The crumbling section, fenced off between roughly East 93rd and East 94th Streets, has been a recurring headache for neighbors for years. Now the gap has grown so large that the once-continuous riverside path is officially severed.
What happened on Thursday
According to FOX 5 New York, neighbors say the hole has “gone unfixed for years,” and video from the scene shows confused walkers and runners pacing the fencing and scouting for a way around. The station’s April 23 segment shows metal barriers encircling the void while some people opt for riskier street-side workarounds to keep their routines going. Officials on site declined to give the outlet a specific timeline for when the path might reopen.
Officials and detours
City workers fully shut the esplanade segment early Thursday after inspectors determined the cavity had significantly worsened, according to Patch. The Parks Department told the outlet it is working with the Department of Transportation on a formal detour while engineers assess the damage and said it is “actively working on 16 projects in our pipeline” to restore and upgrade the esplanade.

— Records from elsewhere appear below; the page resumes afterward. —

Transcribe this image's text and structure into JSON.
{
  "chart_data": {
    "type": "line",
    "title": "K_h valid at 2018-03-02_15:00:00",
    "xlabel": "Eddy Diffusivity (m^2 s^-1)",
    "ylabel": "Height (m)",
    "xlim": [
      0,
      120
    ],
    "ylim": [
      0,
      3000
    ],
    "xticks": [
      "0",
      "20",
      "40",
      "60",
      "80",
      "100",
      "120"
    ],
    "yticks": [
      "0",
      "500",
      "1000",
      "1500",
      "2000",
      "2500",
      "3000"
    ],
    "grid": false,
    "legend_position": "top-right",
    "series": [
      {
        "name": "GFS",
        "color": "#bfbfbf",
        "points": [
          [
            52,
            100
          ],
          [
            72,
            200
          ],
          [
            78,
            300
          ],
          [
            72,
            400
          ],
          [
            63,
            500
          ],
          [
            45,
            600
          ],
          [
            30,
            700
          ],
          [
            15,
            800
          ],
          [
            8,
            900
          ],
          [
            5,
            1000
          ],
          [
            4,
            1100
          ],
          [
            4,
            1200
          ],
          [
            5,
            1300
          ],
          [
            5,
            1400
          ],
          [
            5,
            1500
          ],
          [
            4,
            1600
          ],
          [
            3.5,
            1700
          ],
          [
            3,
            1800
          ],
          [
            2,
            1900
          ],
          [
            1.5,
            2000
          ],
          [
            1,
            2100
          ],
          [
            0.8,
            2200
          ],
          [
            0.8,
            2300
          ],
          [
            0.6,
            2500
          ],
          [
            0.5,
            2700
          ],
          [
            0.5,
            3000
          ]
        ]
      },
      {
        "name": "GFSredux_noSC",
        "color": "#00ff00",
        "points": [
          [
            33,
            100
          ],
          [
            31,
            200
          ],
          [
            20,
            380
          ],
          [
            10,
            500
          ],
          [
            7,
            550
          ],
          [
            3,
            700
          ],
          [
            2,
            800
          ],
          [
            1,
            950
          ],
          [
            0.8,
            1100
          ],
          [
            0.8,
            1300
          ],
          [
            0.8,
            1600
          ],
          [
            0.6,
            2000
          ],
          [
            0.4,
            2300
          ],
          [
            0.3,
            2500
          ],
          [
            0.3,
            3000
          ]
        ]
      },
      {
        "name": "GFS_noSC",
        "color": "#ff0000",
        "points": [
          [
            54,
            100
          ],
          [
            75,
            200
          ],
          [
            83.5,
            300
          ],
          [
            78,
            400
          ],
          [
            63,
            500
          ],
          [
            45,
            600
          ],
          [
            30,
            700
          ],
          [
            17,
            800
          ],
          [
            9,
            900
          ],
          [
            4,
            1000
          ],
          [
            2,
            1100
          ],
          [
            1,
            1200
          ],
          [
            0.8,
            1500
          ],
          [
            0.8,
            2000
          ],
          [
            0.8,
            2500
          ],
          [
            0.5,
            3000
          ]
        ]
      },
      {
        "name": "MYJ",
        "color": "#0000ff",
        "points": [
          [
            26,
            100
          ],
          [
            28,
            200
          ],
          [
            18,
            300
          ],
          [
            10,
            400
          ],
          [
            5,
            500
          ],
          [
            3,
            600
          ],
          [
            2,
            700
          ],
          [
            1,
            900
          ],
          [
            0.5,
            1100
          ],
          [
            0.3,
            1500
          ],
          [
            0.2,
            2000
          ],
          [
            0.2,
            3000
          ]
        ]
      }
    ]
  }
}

For now, the waterfront remains open for recreation from East 89th to East 93rd Streets and again from East 94th to East 96th Streets, Patch reports. That gap means there is currently no continuous bike route through the closed block.
Why repairs have lagged
The East River Esplanade has been rebuilt in patches for years as the city folds it into larger resiliency and seawall efforts, which has slowed full fixes at specific weak spots. The multi-phase East Side Coastal Resiliency and related waterfront projects have created rolling construction zones and long timelines, according to ESCR project notices on NYC.gov.

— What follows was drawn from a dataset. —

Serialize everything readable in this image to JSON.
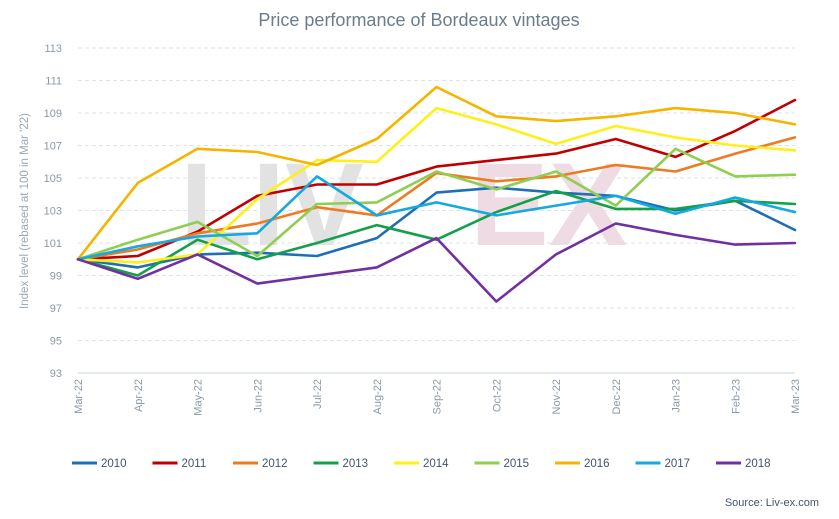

At the same time, elected officials and neighborhood groups have repeatedly pushed for comprehensive funding to stop exactly this kind of recurring collapse, as earlier coverage has documented, per amNewYork.
Neighbors and advocates
For local advocates, the sudden closure feels less like a surprise and more like the latest chapter in a long-running saga of deferred maintenance along the waterfront. Friends of the East River Esplanade founder Jennifer Ratner told reporters the shutdown is disrupting daily commutes and “underscoring years of deferred repairs,” according to Patch.
What comes next
The Parks Department says detour signs will go up and a temporary routing plan will be rolled out as soon as possible, while long-term repairs are folded into city capital projects and joint efforts with partner agencies. Residents are being urged to keep an eye on Notify NYC alerts and the ESCR project updates page for current advisories, and to contact 311 with questions about closures or access.
For now, officials are not offering a firm reopening date for the blocked stretch, as crews move into a closer inspection of the damage.